Dark Current & Temperature

Simulate thermally generated dark current in CMOS pixels and visualize its impact on image quality across operating temperatures.

Dark Current & Noise Simulator

Simulate temperature-dependent dark current, noise budget, and dark frame pattern for CMOS image sensor pixels.

Temperature: 25 °C

Pixel Pitch: 1.00 μm

Integration Time: 33 ms

Read Noise: 1.5 e− rms

Scene Illuminance: 100 lux

Dark Current

4.331 e−/s

Dark Signal

0.143 e−

Dark Noise

0.378 e− rms

Total Noise

1.547 e− rms

SNR

39.0 dB

Dark Current vs Temperature

Noise Budget vs Temperature

Dark Frame Visualization

Simulated dark frame image showing noise pattern at current temperature and integration time.

Physics

Dark current is the signal generated by thermal carrier generation in the absence of light. It follows the Arrhenius model:

J_d(T) proportional to exp(-E_g / 2kT)

where E_g is the silicon bandgap (~1.12 eV), k is Boltzmann's constant, and T is absolute temperature.

Temperature Doubling Rule

A widely used approximation: dark current approximately doubles for every 6-8 degrees C increase in temperature.
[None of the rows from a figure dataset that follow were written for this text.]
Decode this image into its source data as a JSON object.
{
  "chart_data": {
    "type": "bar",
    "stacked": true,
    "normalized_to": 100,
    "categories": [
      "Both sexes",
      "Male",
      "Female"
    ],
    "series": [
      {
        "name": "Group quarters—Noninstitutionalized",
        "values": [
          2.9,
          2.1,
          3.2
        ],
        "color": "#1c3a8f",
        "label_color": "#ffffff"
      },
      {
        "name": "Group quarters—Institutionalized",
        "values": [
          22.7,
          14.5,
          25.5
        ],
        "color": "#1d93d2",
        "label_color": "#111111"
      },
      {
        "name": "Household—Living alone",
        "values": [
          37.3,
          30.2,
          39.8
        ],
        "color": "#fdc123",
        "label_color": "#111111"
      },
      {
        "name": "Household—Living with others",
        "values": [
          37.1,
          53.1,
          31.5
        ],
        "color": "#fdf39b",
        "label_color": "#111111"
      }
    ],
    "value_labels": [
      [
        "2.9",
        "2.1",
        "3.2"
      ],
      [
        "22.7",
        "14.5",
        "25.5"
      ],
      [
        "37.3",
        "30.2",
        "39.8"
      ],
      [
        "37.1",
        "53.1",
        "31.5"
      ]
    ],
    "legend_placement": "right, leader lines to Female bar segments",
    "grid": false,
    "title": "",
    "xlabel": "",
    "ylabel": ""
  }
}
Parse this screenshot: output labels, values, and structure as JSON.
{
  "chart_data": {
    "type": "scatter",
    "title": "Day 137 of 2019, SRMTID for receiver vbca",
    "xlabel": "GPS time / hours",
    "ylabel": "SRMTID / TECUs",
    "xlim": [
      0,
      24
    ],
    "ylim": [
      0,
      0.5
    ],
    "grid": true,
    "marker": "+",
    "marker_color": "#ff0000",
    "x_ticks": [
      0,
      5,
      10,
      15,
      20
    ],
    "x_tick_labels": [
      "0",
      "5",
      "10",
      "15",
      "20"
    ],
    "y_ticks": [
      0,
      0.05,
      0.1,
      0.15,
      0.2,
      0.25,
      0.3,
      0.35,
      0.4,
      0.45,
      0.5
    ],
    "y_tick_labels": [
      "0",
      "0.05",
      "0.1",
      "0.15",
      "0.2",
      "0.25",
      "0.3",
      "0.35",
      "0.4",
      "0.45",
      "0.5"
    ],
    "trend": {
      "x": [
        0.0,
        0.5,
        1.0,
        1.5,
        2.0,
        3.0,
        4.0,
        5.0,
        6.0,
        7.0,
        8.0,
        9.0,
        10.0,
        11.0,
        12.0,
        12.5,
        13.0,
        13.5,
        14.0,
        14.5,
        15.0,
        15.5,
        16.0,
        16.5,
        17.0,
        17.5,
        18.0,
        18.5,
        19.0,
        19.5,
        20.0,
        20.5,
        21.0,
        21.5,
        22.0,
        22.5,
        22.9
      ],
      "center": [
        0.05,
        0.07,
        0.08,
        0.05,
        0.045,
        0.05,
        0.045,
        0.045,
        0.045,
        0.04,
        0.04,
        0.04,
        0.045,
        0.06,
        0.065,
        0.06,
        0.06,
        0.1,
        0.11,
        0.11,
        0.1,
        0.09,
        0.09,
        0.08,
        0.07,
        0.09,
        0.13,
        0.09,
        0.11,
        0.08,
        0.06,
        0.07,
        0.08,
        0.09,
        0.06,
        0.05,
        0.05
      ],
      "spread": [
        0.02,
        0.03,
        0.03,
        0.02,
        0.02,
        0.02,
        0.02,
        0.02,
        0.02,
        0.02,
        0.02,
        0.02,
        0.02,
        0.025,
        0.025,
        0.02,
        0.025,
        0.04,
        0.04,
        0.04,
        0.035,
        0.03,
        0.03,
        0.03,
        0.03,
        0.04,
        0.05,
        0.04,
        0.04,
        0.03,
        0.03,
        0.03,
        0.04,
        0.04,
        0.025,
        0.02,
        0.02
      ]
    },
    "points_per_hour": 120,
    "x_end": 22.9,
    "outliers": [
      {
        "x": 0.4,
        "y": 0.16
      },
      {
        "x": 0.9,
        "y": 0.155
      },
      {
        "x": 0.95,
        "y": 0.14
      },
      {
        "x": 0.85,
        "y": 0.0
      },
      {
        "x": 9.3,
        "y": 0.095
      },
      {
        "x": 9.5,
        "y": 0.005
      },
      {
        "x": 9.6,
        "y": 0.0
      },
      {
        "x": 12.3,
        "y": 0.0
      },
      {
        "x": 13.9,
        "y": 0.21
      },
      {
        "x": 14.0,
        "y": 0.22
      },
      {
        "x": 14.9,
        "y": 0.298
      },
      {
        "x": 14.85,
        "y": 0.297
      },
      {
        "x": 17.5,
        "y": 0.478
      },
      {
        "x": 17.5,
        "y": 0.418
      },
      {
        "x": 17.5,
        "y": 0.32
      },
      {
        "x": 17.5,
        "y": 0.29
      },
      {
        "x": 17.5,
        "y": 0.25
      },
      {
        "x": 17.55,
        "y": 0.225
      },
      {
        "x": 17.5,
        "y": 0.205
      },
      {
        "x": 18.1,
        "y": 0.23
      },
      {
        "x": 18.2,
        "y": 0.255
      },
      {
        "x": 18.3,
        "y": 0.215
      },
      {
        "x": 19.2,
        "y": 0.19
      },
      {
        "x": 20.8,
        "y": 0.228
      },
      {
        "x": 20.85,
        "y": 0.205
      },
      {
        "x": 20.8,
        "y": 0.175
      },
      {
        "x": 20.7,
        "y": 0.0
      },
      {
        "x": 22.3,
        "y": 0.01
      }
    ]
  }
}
This makes thermal management critical for long-exposure and scientific imaging applications.

Impact on Image Quality

• Noise floor — dark current shot noise (sqrt of dark signal) adds to the total noise, degrading SNR in low-light conditions
• Fixed pattern noise — pixel-to-pixel variation in dark current creates a static pattern that must be subtracted via dark frame calibration
• Hot pixels — defect sites with anomalously high dark current appear as bright dots, becoming more prevalent at elevated temperatures

Dark Frame Simulation

The simulator generates a synthetic dark frame showing statistical variation across pixels, including the long tail of hot pixels characteristic of real sensors.

TIP

For scientific cameras, cooling the sensor by 20 degrees C can reduce dark current by roughly 8x, dramatically improving performance for long exposures.